Background: There have been >1,600 pediatric lung transplantations (LTx) performed worldwide with a trend toward improved outcomes over the last 25 years. The majority of these LTxs have been in older children and adolescents. Less than 4 infant (defined as ≤ 12 months of age) LTxs per year have been performed over the past 20 years, mostly in the USA. However, infant LTx outcomes have not been well documented in a multi-institutional longitudinal fashion.
Methods: The United Network of Organ Sharing database was queried from October 1987 to July 2011. Of the 1,003 pediatric LTxs reported, 84 (8%) were infants. All combined transplantations were excluded.
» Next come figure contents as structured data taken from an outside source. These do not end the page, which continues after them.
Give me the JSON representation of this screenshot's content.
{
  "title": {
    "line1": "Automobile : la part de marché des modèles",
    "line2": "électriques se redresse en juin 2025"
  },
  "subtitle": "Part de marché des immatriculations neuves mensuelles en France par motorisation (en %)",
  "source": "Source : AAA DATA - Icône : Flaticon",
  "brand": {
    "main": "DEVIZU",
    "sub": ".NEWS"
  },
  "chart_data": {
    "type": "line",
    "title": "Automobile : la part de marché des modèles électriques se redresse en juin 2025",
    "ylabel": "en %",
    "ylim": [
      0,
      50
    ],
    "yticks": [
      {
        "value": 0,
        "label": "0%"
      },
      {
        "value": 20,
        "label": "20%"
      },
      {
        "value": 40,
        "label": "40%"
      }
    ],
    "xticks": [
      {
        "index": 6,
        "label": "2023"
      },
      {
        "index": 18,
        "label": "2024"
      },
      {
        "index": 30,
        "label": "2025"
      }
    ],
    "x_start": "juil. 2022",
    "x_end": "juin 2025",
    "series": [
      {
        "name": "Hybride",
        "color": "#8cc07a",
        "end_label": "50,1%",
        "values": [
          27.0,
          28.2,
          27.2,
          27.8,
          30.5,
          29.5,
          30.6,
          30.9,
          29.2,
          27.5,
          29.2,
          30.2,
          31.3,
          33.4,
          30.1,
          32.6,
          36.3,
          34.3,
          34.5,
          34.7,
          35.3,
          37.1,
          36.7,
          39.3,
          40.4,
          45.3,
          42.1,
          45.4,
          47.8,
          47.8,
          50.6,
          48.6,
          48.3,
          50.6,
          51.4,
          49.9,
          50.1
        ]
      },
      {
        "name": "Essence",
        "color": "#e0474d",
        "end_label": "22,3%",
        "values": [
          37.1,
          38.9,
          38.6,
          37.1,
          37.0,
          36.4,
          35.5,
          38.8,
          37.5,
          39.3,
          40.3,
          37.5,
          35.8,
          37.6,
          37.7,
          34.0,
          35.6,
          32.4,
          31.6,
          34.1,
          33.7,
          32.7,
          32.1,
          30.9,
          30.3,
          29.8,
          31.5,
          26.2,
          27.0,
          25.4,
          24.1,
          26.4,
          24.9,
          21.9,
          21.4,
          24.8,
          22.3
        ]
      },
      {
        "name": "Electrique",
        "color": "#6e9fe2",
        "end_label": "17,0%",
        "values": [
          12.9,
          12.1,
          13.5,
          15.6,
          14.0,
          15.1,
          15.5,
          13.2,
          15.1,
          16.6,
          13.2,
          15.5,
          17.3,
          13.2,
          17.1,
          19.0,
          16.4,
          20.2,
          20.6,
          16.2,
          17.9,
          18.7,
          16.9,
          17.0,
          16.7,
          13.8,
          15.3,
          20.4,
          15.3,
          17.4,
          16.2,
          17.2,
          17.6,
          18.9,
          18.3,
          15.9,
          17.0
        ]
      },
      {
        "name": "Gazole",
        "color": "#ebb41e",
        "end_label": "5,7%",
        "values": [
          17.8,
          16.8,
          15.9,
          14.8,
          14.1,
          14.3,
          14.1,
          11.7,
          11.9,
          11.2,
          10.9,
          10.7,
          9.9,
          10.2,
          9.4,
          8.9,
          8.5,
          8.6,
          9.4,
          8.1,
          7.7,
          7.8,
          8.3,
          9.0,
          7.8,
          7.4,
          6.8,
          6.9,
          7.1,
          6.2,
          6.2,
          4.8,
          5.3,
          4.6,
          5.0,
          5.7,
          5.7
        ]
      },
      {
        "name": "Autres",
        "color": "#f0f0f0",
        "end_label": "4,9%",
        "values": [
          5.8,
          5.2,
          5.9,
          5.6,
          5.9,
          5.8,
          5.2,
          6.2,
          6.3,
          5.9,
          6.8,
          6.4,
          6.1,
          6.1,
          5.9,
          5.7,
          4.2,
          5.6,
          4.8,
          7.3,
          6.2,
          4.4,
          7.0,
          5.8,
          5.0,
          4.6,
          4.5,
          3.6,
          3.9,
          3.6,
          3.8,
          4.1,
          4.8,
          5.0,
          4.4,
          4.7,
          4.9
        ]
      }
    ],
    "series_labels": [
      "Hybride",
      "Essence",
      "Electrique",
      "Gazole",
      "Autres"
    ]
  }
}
Results: Eighty-one infants received 84 LTxs, of which 95% had a bilateral LTx. Median age and weight at LTx was 4 months (range 0 to 11 months) and 5.3 kg (2.7 to 11.8 kg), respectively. Median ischemic time was 5.2 hours (2.0 to 10.8 hours). Overall Kaplan-Meier graft survival was similar for infants compared with other pediatric age group (OPA: >1 to 18 years) LTx recipients (half-life 4.0 years vs 3.4 years, p = 0.7). Conditional 1-year graft survival for infants was significantly higher than OPA (half-life 7.4 years vs 5.0 years, p = 0.024). Early (1987 to 2000, n = 46) and late (2001 to 2011, n = 38) era graft survival was not significantly different. Graft survival in pre-LTx ventilated infants was significantly better than pre-LTx ventilated OPA (half-life 6.1 years vs 0.9 year, p = 0.004) and was not statistically different from pre-LTx infants not on ventilatory support (half-life 6.1 years vs 2.2 years, p = 0.152). Cox regression of 5 variables (weight, donor arterial PO(2), pre-Tx ventilator, organ ischemic time, center experience) showed that survival was associated with increased center experience (p = 0.03).
Conclusion: Infants undergoing LTx have outcomes similar to those of all other pediatric LTx patients.